その魔法陣がリリを押し潰すように、下に落ちていった。
眩い光を放って、気が付いた時には魔法陣は無くなっていた。
『終わりました』
早いね。
『o(`・ω´・+o) ドヤァ…!』
うん、ありがとう。
「リリ、で良かったかな? 今はどう?」
小さな女の子に話し掛けた。さっきよりも心做しか顔色も改善された気がする。
「……れ? 咳が出ない」
どうやら、成功したみたいだね。
『成功してます( `-´ )』
指輪が怒った。
ごめんごめん、やっぱり本人に聞かなきゃわかんないでしょ?
「わぁ! 凄いっ!」
シェリーが大きく歓喜の声を上げた。それは段々と伝播していって、今まで私を睨みつけていた子供達の視線も、柔らかくなった。
「このまま……死んじゃう……思ってた……」
リリがポロポロと泣き始める。そうだよね、怖かったよね。
「辛かったね」
小さな身体を抱きしめる。身体はガリガリで、まともな食事が出来ていないことが伺える。
こんなに小さい子が、こんなに追い詰められて、死ぬかもって思うのって、世知辛い世の中だね。
「もう大丈夫だよ」
ゆっくりと撫でてあげると、嗚咽混じりに泣き始めた。
こうやってわかり易く反応してくれるから、他の子の警戒心がどんどん解けていくのを感じる。

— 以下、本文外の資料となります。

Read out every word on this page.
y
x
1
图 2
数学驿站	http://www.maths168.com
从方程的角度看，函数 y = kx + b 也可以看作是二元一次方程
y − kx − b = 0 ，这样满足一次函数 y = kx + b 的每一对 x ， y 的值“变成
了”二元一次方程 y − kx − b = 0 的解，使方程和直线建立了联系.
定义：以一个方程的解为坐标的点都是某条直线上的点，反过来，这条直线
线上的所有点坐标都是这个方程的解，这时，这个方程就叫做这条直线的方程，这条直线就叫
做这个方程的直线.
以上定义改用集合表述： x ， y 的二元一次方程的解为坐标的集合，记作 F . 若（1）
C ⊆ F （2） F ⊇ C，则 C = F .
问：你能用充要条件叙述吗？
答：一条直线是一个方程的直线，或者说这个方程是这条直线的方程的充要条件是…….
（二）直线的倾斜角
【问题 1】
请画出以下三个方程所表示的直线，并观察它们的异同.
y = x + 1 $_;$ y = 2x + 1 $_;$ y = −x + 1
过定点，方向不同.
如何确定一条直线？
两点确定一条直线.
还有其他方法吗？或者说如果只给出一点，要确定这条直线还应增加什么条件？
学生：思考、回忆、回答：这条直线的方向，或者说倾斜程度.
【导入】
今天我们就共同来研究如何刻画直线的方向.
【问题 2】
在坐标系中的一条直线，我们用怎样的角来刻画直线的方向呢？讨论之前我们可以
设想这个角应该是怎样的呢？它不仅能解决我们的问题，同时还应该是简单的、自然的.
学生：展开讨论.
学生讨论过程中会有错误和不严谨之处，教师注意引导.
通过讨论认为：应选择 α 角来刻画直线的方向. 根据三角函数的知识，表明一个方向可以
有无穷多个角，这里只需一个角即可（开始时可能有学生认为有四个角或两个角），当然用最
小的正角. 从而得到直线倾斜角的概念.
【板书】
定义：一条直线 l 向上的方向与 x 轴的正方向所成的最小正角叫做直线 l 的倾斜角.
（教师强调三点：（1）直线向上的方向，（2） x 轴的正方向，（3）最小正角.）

この子を助けたかったってのもあったけど、一人を助けたことで大きなリターンを得られた。
うん、悪くない結果だね。
「リリっ!?」
一人の男の子が建物に飛び込んできた。その後ろからは陵の姿が見えた。
って事は、逃げたもう一人の子供があの男の子かな?
「リリから離れろっ!!」
凄い剣幕で、その男の子は怒鳴った。
その言葉は不思議と不快にはならなかった。
この子のことがホントに大切なんだなぁって、一種の心地良さすら感じたよ。
「リリ、説得、してくれるかな?」
だから、私は腕の中にいる女の子に一つだけお願いをする。
そうして、腕の中から外に放った。
「お兄ちゃん、大丈夫だよ。この人は味方」
女の子はすっごい可愛い表情で、男の子に微笑んだ。
「リリ、声、咳も……」
男の子は泣きじゃくりながら、女の子に抱きついた。
「苦しい……」
「ほらほら、あんまり強くハグしちゃダメだよ」
あんまりにもギュッてするから、思わず口を挟んでしまった。
男の子はハッとした顔で、女の子をゆっくりと離した。
「リリはこのパン食べれる?」
周りの子よりもリリは痩せ細っていたから、最近は食事を取る事も出来てなかったんじゃないかな?
「……良いんですか?」
「皆に配ってるし良いよ。私が聞いてるのは、これを食べれるのかってこと」
そんなに硬いパンではないけど、日本の一般的なパンに比べたら硬い。
「食べれますっ」
「キツかったらすぐに言うんだよ。ほら、君も」
リリの兄にも平等にパンを渡した。
「……ありがとうございます」
まだ警戒されてるけど、そこから先は私が言うだけ無駄だし、食べるか食べないかは好きにすれば良いと思う。
「リリ、辛いなら止めた方が良いよ」
「……でも」
苦しそうな顔で、無理矢理にでも食べようとする女の子を止める。
「貸して」
魔法で水球を作って、それに魔法で灯した火を近付ける。
「パンを水球に入れてくれる?」
「う、うん」
水分が多くなっちゃうけど、パンをふやかした方が多少は食べやすいだろうから。
水球を浮遊させながら、それに腕を突っ込んでパンを手で千切る。
手が足りないから、もう一人の私を出して、手を借りることにする。
水で浸して千切られて、しにゃしにゃになったパンを取り出した分身は、女の子の口に突っ込んだ。
「食べれそう?」
「苦しくない……です」
「それは良かった」
味も無いのに、それでも幸せそうに女の子は飲み込んだ。
分身したらそりゃ周りの子供達は驚かない筈もなくて、でも、美玲は全く興味が無いので描写が無いです。
ブクマよろしくお願いします。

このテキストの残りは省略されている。